Existing between contemporary living and archival history, ambiguous conflicts morph into seemingly multifaceted, yet in fact unilateral solutions to issues arising in complex political power play, unequal economic distribution, and shifting subject awareness. It is against this backdrop that the question of truth seems to have become ridiculously rhetorical.
Tu Wei-cheng (b. 1969) centers his multidisciplinary art practice on a search for singularities between life and history. He is adept at creating a personal play of the absurd, where by leaving behind mysteries waiting to be solved through witty banter with the viewer, he acknowledges his uncertainty and doubt about the world's structure and questions his place within. In the "Confucius Series" (1999) and You’re a leader, too(1999-2010), the artist ridicules the image system prevalent in education and state mechanism in the form of composite imagery, while he deludingly changes viewers’ perception in a cunning orchestration of forgery and replication in Bu Nam Civilization(2003) and Ancient Art Hall Auction(2004). Ostensibly failed attempts to uncover truth through faux archaeological excavation lead solely to stringent doctrine, triggering a series of discussions on value and meaning. In his 2015 solo exhibition, Tu explores an element that weaves through his art practice but has long been ignored — the connection between the body and the work. As a continuation of Bu Nam Civilization(2003), the exhibition looks back on physical activity as a catalyst in Tu’s art practice through which he documents the dynamics of his work as well as his personal reflections.

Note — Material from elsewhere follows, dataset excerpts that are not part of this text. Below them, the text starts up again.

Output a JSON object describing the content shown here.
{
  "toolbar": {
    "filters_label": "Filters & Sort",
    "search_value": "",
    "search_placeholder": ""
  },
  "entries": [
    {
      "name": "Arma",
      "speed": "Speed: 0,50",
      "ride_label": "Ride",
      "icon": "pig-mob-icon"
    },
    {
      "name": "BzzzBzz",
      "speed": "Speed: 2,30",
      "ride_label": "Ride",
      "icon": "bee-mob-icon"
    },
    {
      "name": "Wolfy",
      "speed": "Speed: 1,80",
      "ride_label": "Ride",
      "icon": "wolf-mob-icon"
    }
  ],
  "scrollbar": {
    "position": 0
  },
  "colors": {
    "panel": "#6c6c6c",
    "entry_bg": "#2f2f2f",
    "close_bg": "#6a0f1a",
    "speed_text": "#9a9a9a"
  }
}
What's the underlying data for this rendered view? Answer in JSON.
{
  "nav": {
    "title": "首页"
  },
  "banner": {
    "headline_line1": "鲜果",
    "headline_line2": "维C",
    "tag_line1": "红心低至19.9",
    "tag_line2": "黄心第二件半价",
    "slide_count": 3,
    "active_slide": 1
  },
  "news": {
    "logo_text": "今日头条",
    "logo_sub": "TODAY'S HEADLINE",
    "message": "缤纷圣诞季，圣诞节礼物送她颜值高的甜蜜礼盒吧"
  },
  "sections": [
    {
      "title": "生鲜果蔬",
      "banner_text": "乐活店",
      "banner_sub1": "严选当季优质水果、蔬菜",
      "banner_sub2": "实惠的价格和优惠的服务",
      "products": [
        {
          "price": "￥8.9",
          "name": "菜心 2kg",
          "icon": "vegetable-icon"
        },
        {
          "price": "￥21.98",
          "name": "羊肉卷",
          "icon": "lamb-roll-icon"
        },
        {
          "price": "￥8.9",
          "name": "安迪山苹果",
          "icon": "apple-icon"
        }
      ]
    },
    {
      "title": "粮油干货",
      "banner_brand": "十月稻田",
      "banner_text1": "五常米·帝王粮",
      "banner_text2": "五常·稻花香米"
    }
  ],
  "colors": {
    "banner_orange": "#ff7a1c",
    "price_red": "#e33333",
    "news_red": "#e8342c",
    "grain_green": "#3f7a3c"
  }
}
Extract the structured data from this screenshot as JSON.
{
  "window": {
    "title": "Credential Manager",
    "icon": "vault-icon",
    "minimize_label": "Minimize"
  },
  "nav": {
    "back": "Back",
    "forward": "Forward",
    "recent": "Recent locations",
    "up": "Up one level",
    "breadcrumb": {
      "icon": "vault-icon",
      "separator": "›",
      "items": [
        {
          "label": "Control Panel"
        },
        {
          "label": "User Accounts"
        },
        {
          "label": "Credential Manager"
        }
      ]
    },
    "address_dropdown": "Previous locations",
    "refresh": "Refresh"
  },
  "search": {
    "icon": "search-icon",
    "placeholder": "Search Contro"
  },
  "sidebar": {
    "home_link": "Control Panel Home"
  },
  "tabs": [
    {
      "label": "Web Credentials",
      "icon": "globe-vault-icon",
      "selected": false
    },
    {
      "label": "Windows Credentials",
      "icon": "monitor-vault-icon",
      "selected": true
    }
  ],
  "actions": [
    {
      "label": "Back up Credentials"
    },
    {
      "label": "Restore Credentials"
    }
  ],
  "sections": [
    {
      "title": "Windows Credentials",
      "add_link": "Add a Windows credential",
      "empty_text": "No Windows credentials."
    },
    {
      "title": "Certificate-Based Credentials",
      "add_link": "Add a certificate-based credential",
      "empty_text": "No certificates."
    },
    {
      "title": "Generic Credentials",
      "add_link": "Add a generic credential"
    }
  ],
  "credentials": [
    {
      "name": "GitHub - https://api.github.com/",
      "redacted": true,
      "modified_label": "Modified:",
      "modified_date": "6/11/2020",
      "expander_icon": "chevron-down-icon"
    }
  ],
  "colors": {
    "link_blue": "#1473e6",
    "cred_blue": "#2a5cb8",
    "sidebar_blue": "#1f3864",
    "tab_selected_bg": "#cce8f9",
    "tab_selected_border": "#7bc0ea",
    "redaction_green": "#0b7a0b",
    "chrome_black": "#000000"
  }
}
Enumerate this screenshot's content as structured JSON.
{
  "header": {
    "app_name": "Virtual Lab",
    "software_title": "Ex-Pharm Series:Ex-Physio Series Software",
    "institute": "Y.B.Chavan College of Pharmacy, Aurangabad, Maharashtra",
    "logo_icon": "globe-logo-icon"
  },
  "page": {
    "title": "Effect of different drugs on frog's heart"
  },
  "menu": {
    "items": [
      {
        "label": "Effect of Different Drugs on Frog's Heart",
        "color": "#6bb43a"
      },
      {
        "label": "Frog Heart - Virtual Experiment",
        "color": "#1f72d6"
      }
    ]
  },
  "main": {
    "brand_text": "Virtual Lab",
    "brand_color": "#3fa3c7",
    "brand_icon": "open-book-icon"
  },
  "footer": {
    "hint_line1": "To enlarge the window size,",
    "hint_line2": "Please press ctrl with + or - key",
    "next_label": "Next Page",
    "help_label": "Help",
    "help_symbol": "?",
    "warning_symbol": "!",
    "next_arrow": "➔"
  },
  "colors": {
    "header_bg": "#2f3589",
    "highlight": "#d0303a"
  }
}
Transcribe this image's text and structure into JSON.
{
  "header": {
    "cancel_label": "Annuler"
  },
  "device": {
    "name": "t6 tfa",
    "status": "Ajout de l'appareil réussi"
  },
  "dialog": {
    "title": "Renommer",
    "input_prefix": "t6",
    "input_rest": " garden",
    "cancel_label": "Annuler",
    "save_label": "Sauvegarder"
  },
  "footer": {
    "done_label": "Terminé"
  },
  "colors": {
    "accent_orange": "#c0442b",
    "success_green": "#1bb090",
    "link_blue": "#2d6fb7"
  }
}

In Mapping Folds of the Body, the artist works with everyday objects such as toys, tools, painting frames, disassembled fitness equipment, even electronic or industrial waste to produce large engraved cylinder seals, similar to those from ancient Mesopotamia that were used to document significant events. Repeatedly the artist rolls these large cylinder seals along to create impressions on modeling clay; the results are bas-reliefs that defy boundaries of image and text. The traces and marks left behind by the weight of the artist’s physical being during this process reflect the connection between the body and the exterior world in the practice of art. Together these authentic objects born out of the artist’s manual labor, which imitate their Mesopotamian counterparts, outline an individualized civilization, where familiar yet foreign imagery attests obscurities that characterize contemporary living.